This site requires Javascript to work, please enable Javascript in your browser or use a browser with Javascript support
Actin Nucleation by ARP-WASP Complex | GeneGlobe

Actin Nucleation by ARP-WASP Complex


Pathway Description

For many cell types, the ability to move across a solid surface is fundamental to their biological function. Certain aspects of cell locomotion, such as the protrusion of plasma membrane in lamellipodia and filopodia, are driven by the polymerization of actin cytoskeleton. The actin cytoskeleton is a dynamic filament network that is essential for cell movement during embryonic development, polarization, morphogenesis, cell division, immune system function and in the metastasis of cancer cells. To accomplish these varied cellular activities, tight spatial and temporal control is exerted over several aspects of the actin polymerization cycle, including the nucleation of new actin filaments and the elongation of existing ones. Members of the Wiskott-Aldrich Syndrome Protein (WASP) family such as N-WASP and at least three variants of SCAR/WAVE (WAVE 1, 2, 3) play a central role in regulating these processes.

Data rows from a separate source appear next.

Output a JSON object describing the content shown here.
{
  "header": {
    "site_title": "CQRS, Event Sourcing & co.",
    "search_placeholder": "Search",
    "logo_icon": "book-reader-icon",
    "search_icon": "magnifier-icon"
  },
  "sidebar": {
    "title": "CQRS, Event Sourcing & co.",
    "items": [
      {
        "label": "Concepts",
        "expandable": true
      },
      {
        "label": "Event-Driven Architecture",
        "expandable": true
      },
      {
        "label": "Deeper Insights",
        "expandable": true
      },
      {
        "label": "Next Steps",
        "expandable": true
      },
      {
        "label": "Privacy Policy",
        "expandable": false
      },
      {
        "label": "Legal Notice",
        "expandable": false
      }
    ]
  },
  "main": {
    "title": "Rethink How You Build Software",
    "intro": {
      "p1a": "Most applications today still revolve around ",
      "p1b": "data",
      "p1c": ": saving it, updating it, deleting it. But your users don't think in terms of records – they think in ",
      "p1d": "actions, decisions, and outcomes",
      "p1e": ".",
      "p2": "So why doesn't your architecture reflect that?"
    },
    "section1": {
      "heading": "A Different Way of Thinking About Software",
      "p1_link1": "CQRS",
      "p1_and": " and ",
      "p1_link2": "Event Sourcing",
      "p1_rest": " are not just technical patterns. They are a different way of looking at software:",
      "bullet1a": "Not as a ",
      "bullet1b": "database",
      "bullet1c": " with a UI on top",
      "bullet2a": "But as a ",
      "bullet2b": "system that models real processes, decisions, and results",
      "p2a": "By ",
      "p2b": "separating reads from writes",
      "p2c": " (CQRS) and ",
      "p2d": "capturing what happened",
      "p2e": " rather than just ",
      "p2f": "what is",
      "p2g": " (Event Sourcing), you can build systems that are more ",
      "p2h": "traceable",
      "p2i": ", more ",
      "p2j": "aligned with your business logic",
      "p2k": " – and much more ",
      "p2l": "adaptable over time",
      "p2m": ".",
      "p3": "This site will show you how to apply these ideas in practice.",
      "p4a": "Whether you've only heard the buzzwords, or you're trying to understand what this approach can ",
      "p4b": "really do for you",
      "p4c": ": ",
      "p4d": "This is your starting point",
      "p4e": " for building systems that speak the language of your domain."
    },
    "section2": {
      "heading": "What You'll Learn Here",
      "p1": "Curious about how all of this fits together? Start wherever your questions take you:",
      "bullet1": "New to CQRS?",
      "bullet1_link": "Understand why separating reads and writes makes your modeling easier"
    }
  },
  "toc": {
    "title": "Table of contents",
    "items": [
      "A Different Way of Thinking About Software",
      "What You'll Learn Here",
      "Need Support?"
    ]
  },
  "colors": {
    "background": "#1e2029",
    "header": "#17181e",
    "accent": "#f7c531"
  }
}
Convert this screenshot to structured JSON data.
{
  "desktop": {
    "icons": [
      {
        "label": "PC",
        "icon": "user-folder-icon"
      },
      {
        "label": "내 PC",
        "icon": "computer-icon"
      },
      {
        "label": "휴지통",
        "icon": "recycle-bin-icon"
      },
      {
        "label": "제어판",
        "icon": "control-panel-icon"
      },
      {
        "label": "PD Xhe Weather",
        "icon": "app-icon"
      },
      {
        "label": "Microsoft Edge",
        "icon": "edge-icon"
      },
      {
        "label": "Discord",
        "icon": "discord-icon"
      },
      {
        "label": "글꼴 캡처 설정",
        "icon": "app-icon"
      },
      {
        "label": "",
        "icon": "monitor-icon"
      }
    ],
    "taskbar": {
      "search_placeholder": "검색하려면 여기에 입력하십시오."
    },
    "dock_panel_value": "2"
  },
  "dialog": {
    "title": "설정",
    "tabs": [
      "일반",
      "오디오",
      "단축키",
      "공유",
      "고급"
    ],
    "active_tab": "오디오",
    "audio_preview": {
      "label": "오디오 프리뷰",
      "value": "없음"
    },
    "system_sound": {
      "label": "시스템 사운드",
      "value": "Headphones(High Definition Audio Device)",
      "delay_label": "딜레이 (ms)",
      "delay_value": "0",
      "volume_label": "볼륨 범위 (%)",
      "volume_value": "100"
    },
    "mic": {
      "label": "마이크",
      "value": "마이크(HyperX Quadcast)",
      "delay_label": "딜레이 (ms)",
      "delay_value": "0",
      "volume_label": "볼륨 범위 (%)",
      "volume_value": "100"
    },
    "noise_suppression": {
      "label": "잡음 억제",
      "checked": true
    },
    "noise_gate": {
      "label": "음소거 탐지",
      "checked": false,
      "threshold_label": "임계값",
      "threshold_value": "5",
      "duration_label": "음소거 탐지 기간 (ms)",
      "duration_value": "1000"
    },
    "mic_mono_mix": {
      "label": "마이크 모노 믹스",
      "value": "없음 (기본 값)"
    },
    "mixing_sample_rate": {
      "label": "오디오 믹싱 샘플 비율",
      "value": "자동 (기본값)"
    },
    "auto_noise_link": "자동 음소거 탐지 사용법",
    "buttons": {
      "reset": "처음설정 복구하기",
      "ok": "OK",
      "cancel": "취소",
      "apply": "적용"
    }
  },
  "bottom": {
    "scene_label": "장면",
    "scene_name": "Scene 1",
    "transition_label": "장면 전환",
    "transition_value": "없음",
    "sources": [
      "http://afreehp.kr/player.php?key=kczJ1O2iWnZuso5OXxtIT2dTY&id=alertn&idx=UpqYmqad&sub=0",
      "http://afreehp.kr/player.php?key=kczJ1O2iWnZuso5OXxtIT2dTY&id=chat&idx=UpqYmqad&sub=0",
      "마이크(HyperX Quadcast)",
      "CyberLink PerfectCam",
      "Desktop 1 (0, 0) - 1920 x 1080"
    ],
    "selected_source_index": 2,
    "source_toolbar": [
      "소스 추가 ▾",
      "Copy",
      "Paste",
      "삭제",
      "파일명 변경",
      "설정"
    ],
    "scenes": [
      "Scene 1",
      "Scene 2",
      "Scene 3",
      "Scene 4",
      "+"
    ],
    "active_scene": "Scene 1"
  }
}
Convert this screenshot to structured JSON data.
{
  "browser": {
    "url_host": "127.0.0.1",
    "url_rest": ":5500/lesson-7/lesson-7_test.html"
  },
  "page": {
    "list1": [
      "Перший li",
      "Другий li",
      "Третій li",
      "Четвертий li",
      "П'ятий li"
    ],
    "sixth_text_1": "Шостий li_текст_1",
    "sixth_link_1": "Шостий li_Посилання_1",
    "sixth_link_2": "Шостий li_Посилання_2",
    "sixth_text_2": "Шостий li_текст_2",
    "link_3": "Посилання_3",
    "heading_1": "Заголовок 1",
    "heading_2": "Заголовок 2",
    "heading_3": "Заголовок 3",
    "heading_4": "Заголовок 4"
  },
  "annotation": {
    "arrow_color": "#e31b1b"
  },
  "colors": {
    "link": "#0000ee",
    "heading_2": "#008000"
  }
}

Nucleation of new actin filaments is spatially controlled by the actin-related protein (ARP2/3) complex. This complex is important for the initiation of actin assembly in several cellular processes and it can nucleate a branched network of actin filaments at the leading edge of cells. This pushes the plasma membrane forward and causes protrusions. ARP2/3 complex is stimulated upstream by extracellular signals transmitted through growth factors, RTKs, GPCRs and integrins. The Rho family GTPase Rac is an important mediator of ARP2/3 activation. All members of the WASP family contain a carboxyl-terminal verprolin homology, cofilin homology, and acidic region (VCA) domain that binds and activates the ARP2/3 complex, thereby linking these proteins to the induction of actin polymerization.

Mutations in the WASP gene results in Wiskott-Aldrich Syndrome, an immune system disorder. Other related disorders such as thrombocytopenia, eczema, and immunodeficiency also exist due to specific mutations in WASP, which alter its activity.